The result I get back is exactly what I was hoping for, if not better. Illustrating how Context can be used to check for cancellation.


package main

import ( "context" "fmt" "sync" )

func collectResults(ctx context.Context, n int) []int { var wg sync.WaitGroup results := make([]int, 0, n) resultCh := make(chan int)

for i := 0; i < n; i++ {
  wg.Add(1)
  go func(i int) {
    defer wg.Done()
    select {
    case <-ctx.Done():
      return
    case resultCh <- i:
    }
  }(i)
}

go func() {
  wg.Wait()
  close(resultCh)
}()

for {
  select {
  case <-ctx.Done():
    return results
  case res, ok := <-resultCh:
    if !ok {
      return results
    }
    results = append(results, res)
  }
}

}

func main() { ctx, cancel := context.WithCancel(context.Background()) defer cancel()

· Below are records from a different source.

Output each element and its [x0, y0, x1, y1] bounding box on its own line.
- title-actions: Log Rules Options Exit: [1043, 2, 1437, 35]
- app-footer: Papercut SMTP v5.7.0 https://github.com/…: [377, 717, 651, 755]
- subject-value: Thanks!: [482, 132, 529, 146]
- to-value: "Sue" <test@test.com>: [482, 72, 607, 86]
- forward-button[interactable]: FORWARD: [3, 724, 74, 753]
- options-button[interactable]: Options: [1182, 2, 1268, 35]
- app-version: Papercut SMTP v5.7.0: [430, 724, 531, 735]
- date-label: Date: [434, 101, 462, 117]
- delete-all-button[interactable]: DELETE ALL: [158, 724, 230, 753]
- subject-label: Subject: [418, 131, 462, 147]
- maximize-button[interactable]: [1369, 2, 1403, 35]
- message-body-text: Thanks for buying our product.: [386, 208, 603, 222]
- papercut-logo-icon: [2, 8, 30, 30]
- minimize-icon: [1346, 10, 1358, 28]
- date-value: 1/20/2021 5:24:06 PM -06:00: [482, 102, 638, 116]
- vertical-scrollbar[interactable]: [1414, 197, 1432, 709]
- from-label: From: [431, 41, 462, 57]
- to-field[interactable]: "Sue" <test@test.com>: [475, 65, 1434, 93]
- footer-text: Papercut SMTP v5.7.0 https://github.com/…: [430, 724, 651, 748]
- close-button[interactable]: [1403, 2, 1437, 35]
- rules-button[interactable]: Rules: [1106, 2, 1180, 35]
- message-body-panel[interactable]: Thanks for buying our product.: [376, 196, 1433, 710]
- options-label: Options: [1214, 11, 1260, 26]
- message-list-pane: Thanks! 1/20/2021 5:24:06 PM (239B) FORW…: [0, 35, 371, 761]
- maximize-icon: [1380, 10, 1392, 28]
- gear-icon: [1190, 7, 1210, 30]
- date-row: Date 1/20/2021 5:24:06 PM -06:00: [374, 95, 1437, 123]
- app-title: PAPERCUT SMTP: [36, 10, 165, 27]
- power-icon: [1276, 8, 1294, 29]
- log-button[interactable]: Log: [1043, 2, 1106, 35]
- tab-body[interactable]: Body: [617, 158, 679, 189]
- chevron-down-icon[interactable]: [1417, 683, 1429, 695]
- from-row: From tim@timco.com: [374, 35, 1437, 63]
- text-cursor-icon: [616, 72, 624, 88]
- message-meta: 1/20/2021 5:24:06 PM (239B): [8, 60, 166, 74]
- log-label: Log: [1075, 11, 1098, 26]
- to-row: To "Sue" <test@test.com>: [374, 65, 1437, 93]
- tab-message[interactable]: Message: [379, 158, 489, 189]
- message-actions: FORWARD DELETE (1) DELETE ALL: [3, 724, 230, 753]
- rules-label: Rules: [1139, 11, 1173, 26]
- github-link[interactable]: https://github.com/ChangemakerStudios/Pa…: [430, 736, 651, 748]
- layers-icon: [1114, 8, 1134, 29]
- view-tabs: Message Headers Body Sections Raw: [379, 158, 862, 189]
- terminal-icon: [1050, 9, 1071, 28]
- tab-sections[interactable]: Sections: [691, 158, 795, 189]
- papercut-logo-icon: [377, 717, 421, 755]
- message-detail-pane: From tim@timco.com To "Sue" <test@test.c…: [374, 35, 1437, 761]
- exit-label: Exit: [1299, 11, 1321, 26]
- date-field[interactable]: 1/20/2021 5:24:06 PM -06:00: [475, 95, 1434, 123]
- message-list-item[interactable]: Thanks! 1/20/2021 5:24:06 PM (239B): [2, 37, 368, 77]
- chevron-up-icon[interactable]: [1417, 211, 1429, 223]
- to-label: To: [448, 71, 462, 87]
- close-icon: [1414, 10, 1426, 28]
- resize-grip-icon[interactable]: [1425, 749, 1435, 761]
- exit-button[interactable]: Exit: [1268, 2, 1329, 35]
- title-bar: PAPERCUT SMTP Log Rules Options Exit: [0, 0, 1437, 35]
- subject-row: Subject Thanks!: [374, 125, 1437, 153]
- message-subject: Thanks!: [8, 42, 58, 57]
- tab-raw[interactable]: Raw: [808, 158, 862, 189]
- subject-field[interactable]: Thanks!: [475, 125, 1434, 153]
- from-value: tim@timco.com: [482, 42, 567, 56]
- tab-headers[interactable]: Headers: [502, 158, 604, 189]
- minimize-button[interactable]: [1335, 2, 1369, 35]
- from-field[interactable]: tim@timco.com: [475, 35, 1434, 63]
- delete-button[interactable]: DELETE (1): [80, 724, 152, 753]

results := collectResults(ctx, 5)
fmt.Println(results)

}


The explanation by ChatGPT is also great and had I not already read the documentation would have been enough information to understand how this code works:

In this example, the collectResults function creates a channel resultCh for collecting results from the goroutines, launches n number of goroutines, each sending its index to the channel, and increments a wait group for each goroutine. It also includes a select statement with the Context's Done channel to check if the Context has been cancelled and return early if so. Then, it launches a goroutine that waits for all goroutines to finish and closes the result channel. Finally, the main function collects the results from the channel by range over it with a select statement that also checks the Context's Done channel to return early if the Context is cancelled.


### Asking for an Explanation for the Original Code

I also tried asking for an explanation of the original code (just one function) which contained references to types and interfaces defined elsewhere.

What I think is most impressive here is that it was able to infer how some interfaces were used just from the name scheme. 
The rest of the actual explanation was perfect as well.

### In summary

I would probably save a lot of time if I just spent a little time practicing querying/prompting ChatGPT when researching something.
Google is so full of poorly written Medium posts, all with duplicate content, that researching can be done quicker and more accurately with ChatGPT in many cases.

Specifically with GoLang, the documentation in the code and official documentation online is well written/done that I should probably just never leave those resources.
But I plan on trying to take more advantage of this personally.